Das Film-Ding 004: Ein «audiophiles Schweizermesser» für John F. Kennedy

von Dieter Fahrer 8. November 2022

Das «Nagra SN»: Ein Tonaufnahmegerät so klein und flexibel einsetzbar, dass Geheimdienste und Polizei es zur Spionage einsetzten.

Brennende Projekte

Als die Familie Kudelski aus Warschau, nach einer langen Flucht vor den Nazis, über Ungarn und Frankreich 1943 in die Schweiz gelangte, war ihr Sohn Stefan 14 Jahre alt. Niemand hätte damals gedacht, dass US-Präsident John F. Kennedy nach dem Krieg mit ihm Kontakt aufnehmen würde, mit einem höchst geheimen Auftrag, der bestens in einen James-Bond-Film passen würde.

Doch schon die Studienzeit von Stefan Kudelski war abenteuerlich. Nach dem Collège de Genève besuchte er ab 1948 die EPUL (heute EPFL) in Lausanne und begann ein Ingenieurstudium, das er jedoch nie abschloss.

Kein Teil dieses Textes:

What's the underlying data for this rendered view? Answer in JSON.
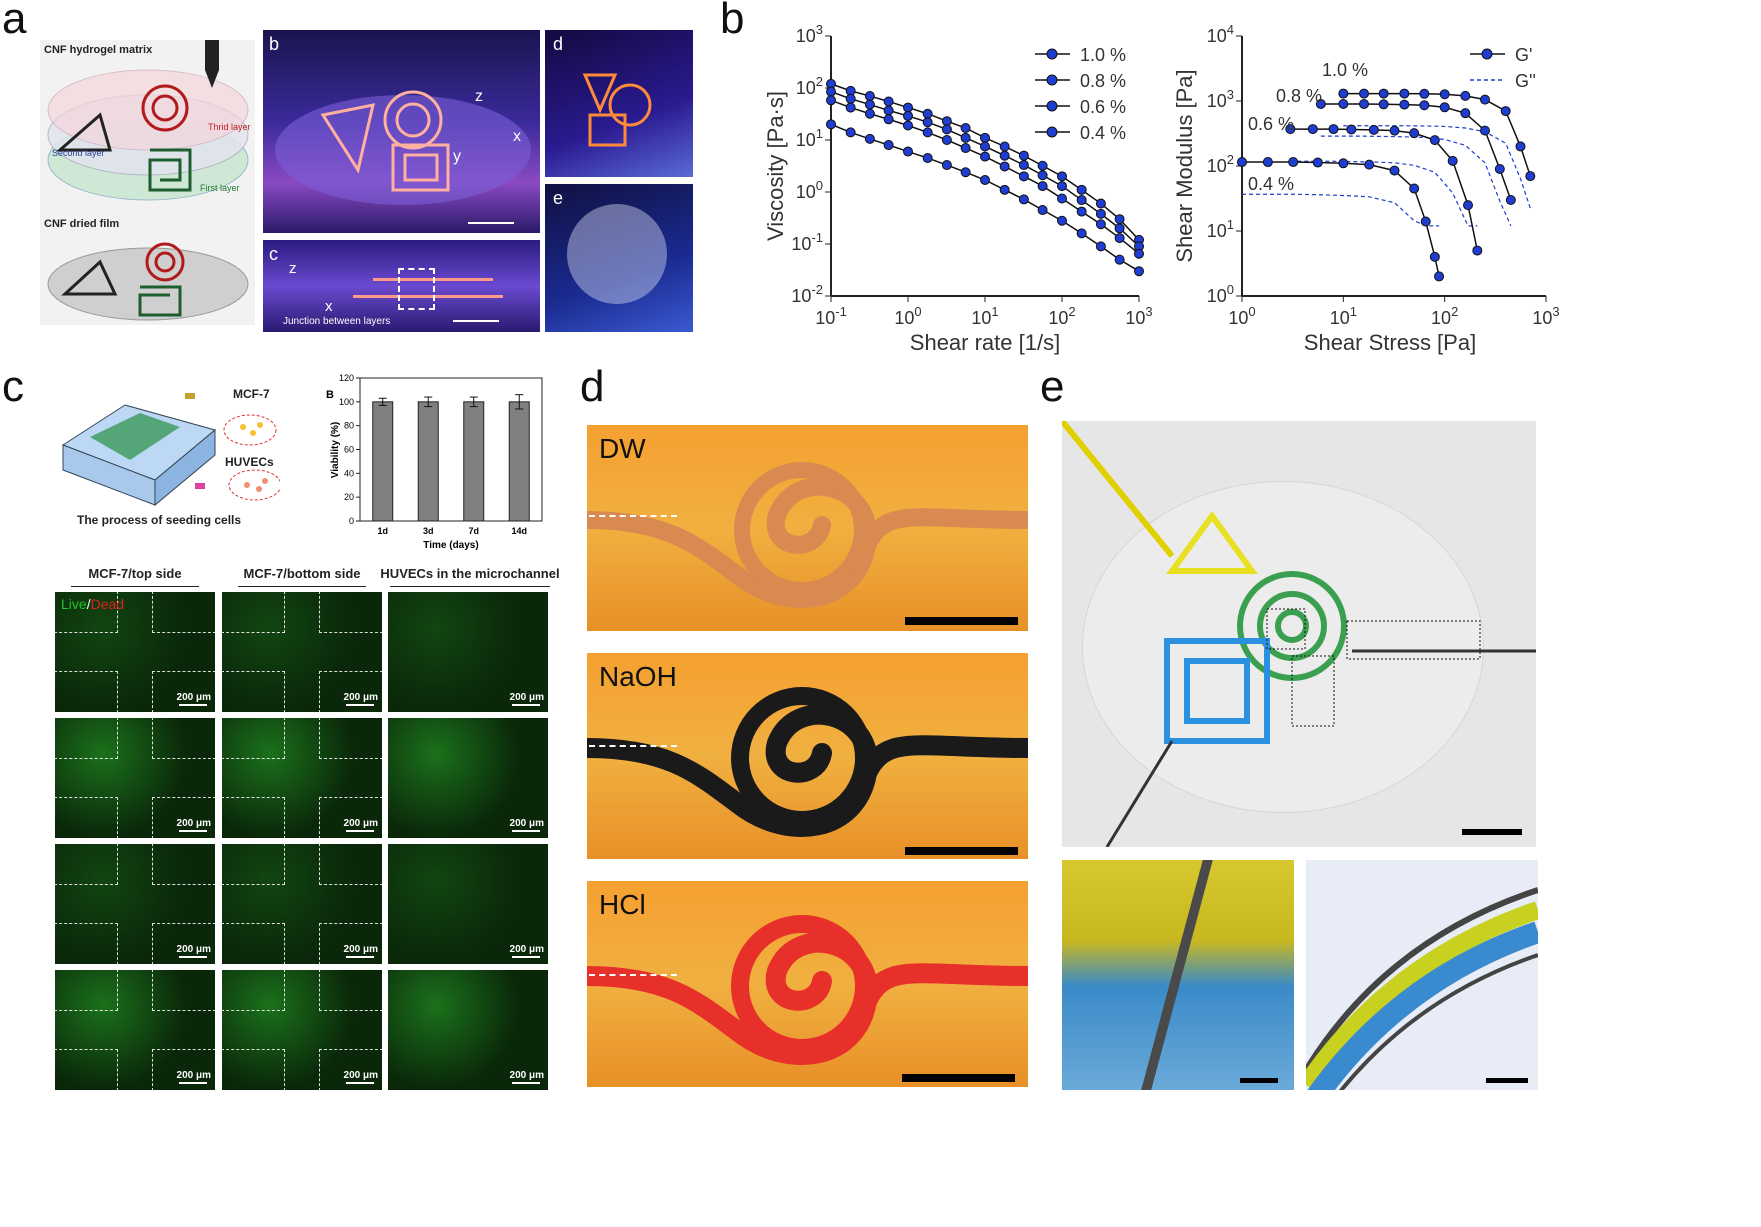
{
  "panels": {
    "a": "a",
    "b": "b",
    "c": "c",
    "d": "d",
    "e": "e"
  },
  "panel_a": {
    "schematic_top_title": "CNF hydrogel matrix",
    "schematic_bottom_title": "CNF dried film",
    "layer_third": "Thrid layer",
    "layer_second": "Second layer",
    "layer_first": "First layer",
    "sub_b": "b",
    "sub_c": "c",
    "sub_d": "d",
    "sub_e": "e",
    "axis_z": "z",
    "axis_x": "x",
    "axis_y": "y",
    "junction": "Junction between layers"
  },
  "panel_c": {
    "cell_top": "MCF-7",
    "cell_bottom": "HUVECs",
    "process": "The process of seeding cells",
    "bar_label": "B",
    "col1": "MCF-7/top side",
    "col2": "MCF-7/bottom side",
    "col3": "HUVECs in the microchannel",
    "live": "Live",
    "slash": "/",
    "dead": "Dead",
    "scale": "200 μm"
  },
  "panel_d": {
    "row1": "DW",
    "row2": "NaOH",
    "row3": "HCl"
  },
  "chart_data": [
    {
      "type": "line",
      "xlabel": "Shear rate [1/s]",
      "ylabel": "Viscosity [Pa·s]",
      "xscale": "log",
      "yscale": "log",
      "xlim": [
        0.1,
        1000
      ],
      "ylim": [
        0.01,
        1000
      ],
      "xticks": [
        "10-1",
        "100",
        "101",
        "102",
        "103"
      ],
      "yticks": [
        "10-2",
        "10-1",
        "100",
        "101",
        "102",
        "103"
      ],
      "x": [
        0.1,
        0.18,
        0.32,
        0.56,
        1,
        1.8,
        3.2,
        5.6,
        10,
        18,
        32,
        56,
        100,
        180,
        320,
        560,
        1000
      ],
      "series": [
        {
          "name": "1.0 %",
          "values": [
            120,
            88,
            70,
            55,
            42,
            32,
            23,
            17,
            11,
            7.5,
            5,
            3.2,
            2,
            1.1,
            0.6,
            0.3,
            0.12
          ]
        },
        {
          "name": "0.8 %",
          "values": [
            85,
            62,
            48,
            37,
            29,
            22,
            16,
            11,
            7.5,
            5,
            3.3,
            2.1,
            1.3,
            0.7,
            0.38,
            0.2,
            0.09
          ]
        },
        {
          "name": "0.6 %",
          "values": [
            58,
            42,
            32,
            25,
            19,
            14,
            10,
            7,
            4.8,
            3.1,
            2,
            1.3,
            0.75,
            0.42,
            0.24,
            0.13,
            0.065
          ]
        },
        {
          "name": "0.4 %",
          "values": [
            20,
            14,
            10.5,
            8,
            6,
            4.5,
            3.3,
            2.4,
            1.7,
            1.1,
            0.72,
            0.45,
            0.28,
            0.16,
            0.09,
            0.05,
            0.03
          ]
        }
      ],
      "legend": "top-right"
    },
    {
      "type": "line",
      "xlabel": "Shear Stress [Pa]",
      "ylabel": "Shear Modulus [Pa]",
      "xscale": "log",
      "yscale": "log",
      "xlim": [
        1,
        1000
      ],
      "ylim": [
        1,
        10000
      ],
      "xticks": [
        "100",
        "101",
        "102",
        "103"
      ],
      "yticks": [
        "100",
        "101",
        "102",
        "103",
        "104"
      ],
      "legend_entries": [
        "G'",
        "G''"
      ],
      "legend": "top-right",
      "annotations": [
        "1.0 %",
        "0.8 %",
        "0.6 %",
        "0.4 %"
      ],
      "series": [
        {
          "name": "1.0 %",
          "x": [
            10,
            16,
            25,
            40,
            63,
            100,
            160,
            250,
            400,
            560,
            700
          ],
          "values": [
            1300,
            1300,
            1300,
            1300,
            1290,
            1270,
            1200,
            1050,
            700,
            200,
            70
          ]
        },
        {
          "name": "0.8 %",
          "x": [
            6,
            10,
            16,
            25,
            40,
            63,
            100,
            160,
            250,
            350,
            450
          ],
          "values": [
            900,
            900,
            900,
            890,
            880,
            860,
            800,
            650,
            350,
            90,
            30
          ]
        },
        {
          "name": "0.6 %",
          "x": [
            3,
            5,
            8,
            12,
            20,
            32,
            50,
            80,
            120,
            170,
            210
          ],
          "values": [
            370,
            370,
            370,
            365,
            360,
            350,
            320,
            250,
            120,
            25,
            5
          ]
        },
        {
          "name": "0.4 %",
          "x": [
            1,
            1.8,
            3.2,
            5.6,
            10,
            18,
            32,
            50,
            65,
            80,
            88
          ],
          "values": [
            115,
            115,
            115,
            113,
            110,
            105,
            85,
            45,
            14,
            4,
            2
          ]
        }
      ]
    },
    {
      "type": "bar",
      "categories": [
        "1d",
        "3d",
        "7d",
        "14d"
      ],
      "values": [
        100,
        100,
        100,
        100
      ],
      "errors": [
        3,
        4,
        4,
        6
      ],
      "xlabel": "Time (days)",
      "ylabel": "Viability (%)",
      "ylim": [
        0,
        120
      ],
      "yticks": [
        "0",
        "20",
        "40",
        "60",
        "80",
        "100",
        "120"
      ]
    }
  ],
  "colors": {
    "viscosity_marker": "#1f3dd0",
    "gprime_line": "#1f3dd0",
    "bar_fill": "#808080",
    "live": "#22c02a",
    "dead": "#e02020"
  }
}
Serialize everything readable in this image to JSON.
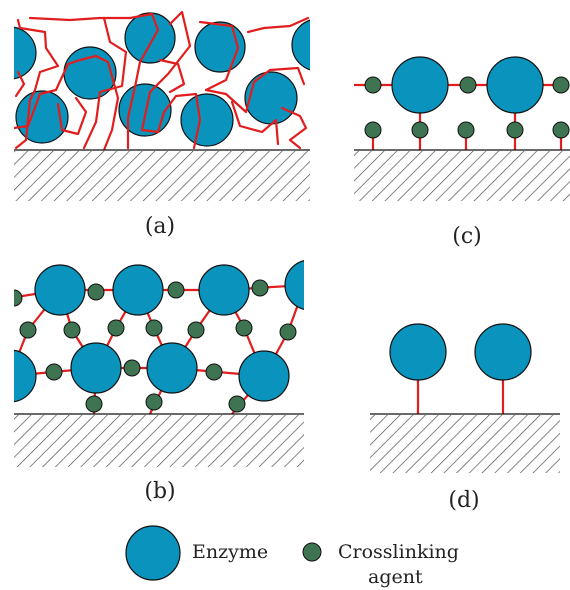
{
  "panels": {
    "a": {
      "label": "(a)"
    },
    "b": {
      "label": "(b)"
    },
    "c": {
      "label": "(c)"
    },
    "d": {
      "label": "(d)"
    }
  },
  "legend": {
    "enzyme": "Enzyme",
    "crosslinker_line1": "Crosslinking",
    "crosslinker_line2": "agent"
  },
  "colors": {
    "enzyme": "#0a94bd",
    "crosslinker": "#3f7452",
    "chain": "#e11d1d",
    "outline": "#111111"
  }
}
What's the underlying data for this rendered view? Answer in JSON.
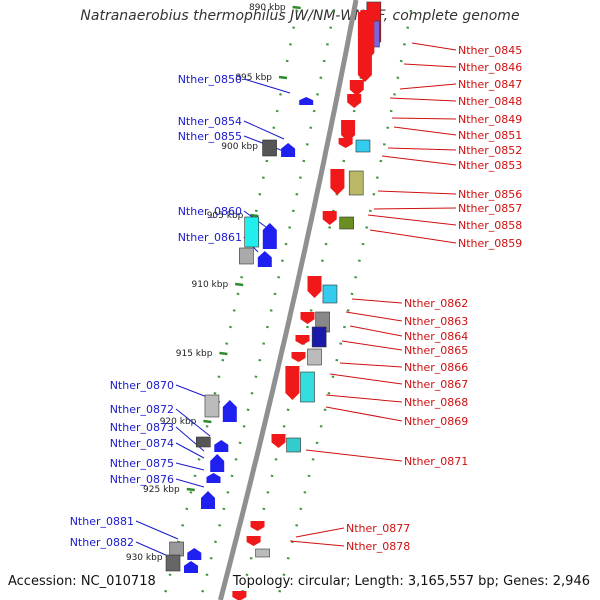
{
  "title": "Natranaerobius thermophilus JW/NM-WN-LF, complete genome",
  "footer": {
    "accession_text": "Accession: NC_010718",
    "summary_text": "Topology: circular; Length: 3,165,557 bp; Genes: 2,946"
  },
  "colors": {
    "axis": "#909090",
    "tick": "#2e8b2e",
    "forward_gene": "#1f1ff0",
    "reverse_gene": "#f01818",
    "forward_label": "#1a1acc",
    "reverse_label": "#d01010"
  },
  "kbp_ticks": [
    "890 kbp",
    "895 kbp",
    "900 kbp",
    "905 kbp",
    "910 kbp",
    "915 kbp",
    "920 kbp",
    "925 kbp",
    "930 kbp"
  ],
  "forward_genes": [
    "Nther_0850",
    "Nther_0854",
    "Nther_0855",
    "Nther_0860",
    "Nther_0861",
    "Nther_0870",
    "Nther_0872",
    "Nther_0873",
    "Nther_0874",
    "Nther_0875",
    "Nther_0876",
    "Nther_0881",
    "Nther_0882"
  ],
  "reverse_genes": [
    "Nther_0845",
    "Nther_0846",
    "Nther_0847",
    "Nther_0848",
    "Nther_0849",
    "Nther_0851",
    "Nther_0852",
    "Nther_0853",
    "Nther_0856",
    "Nther_0857",
    "Nther_0858",
    "Nther_0859",
    "Nther_0862",
    "Nther_0863",
    "Nther_0864",
    "Nther_0865",
    "Nther_0866",
    "Nther_0867",
    "Nther_0868",
    "Nther_0869",
    "Nther_0871",
    "Nther_0877",
    "Nther_0878"
  ]
}
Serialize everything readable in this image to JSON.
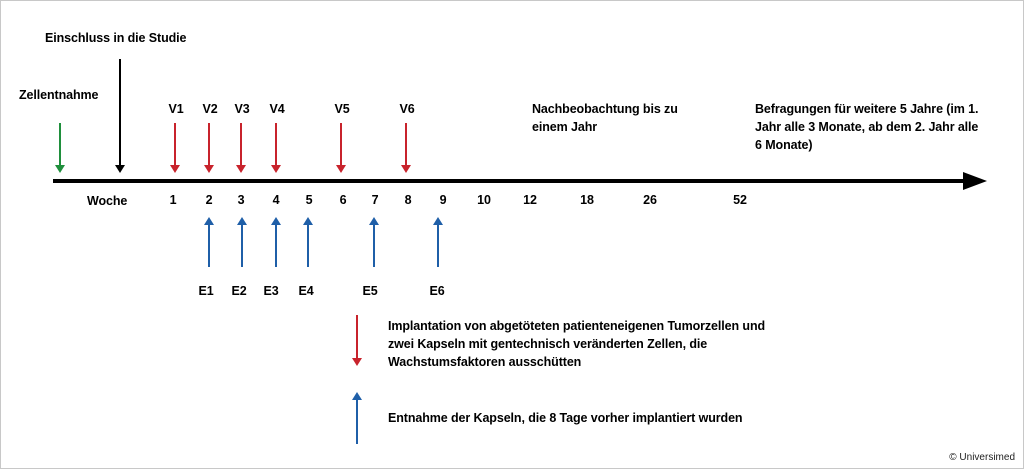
{
  "colors": {
    "axis": "#000000",
    "red_arrow": "#c8232c",
    "blue_arrow": "#1f5fa8",
    "green_arrow": "#1f8f3c",
    "black_arrow": "#000000"
  },
  "timeline": {
    "week_label": "Woche",
    "weeks": [
      "1",
      "2",
      "3",
      "4",
      "5",
      "6",
      "7",
      "8",
      "9",
      "10",
      "12",
      "18",
      "26",
      "52"
    ]
  },
  "events": {
    "cell_harvest": "Zellentnahme",
    "study_inclusion": "Einschluss in die Studie",
    "followup": "Nachbeobachtung bis zu einem Jahr",
    "surveys": "Befragungen für weitere 5 Jahre (im 1. Jahr alle 3 Monate, ab dem 2. Jahr alle 6 Monate)"
  },
  "visits": [
    "V1",
    "V2",
    "V3",
    "V4",
    "V5",
    "V6"
  ],
  "extractions": [
    "E1",
    "E2",
    "E3",
    "E4",
    "E5",
    "E6"
  ],
  "legend": {
    "red_text": "Implantation von abgetöteten patienteneigenen Tumorzellen und zwei Kapseln mit gentechnisch veränderten Zellen, die Wachstumsfaktoren ausschütten",
    "blue_text": "Entnahme der Kapseln, die 8 Tage vorher implantiert wurden"
  },
  "copyright": "© Universimed"
}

Seine eigenen Projekte brannten ihn mehr.

Noch während dem Studium entwickelte er den ersten Industrieroboter mit elektronischer Steuerung und 1951 das erste professionelle und transportable Tonaufnahmegerät, das «Magnetophon Nagra I», das er in zwei Exemplaren an «Radio Suisse Romande» verkaufen konnte.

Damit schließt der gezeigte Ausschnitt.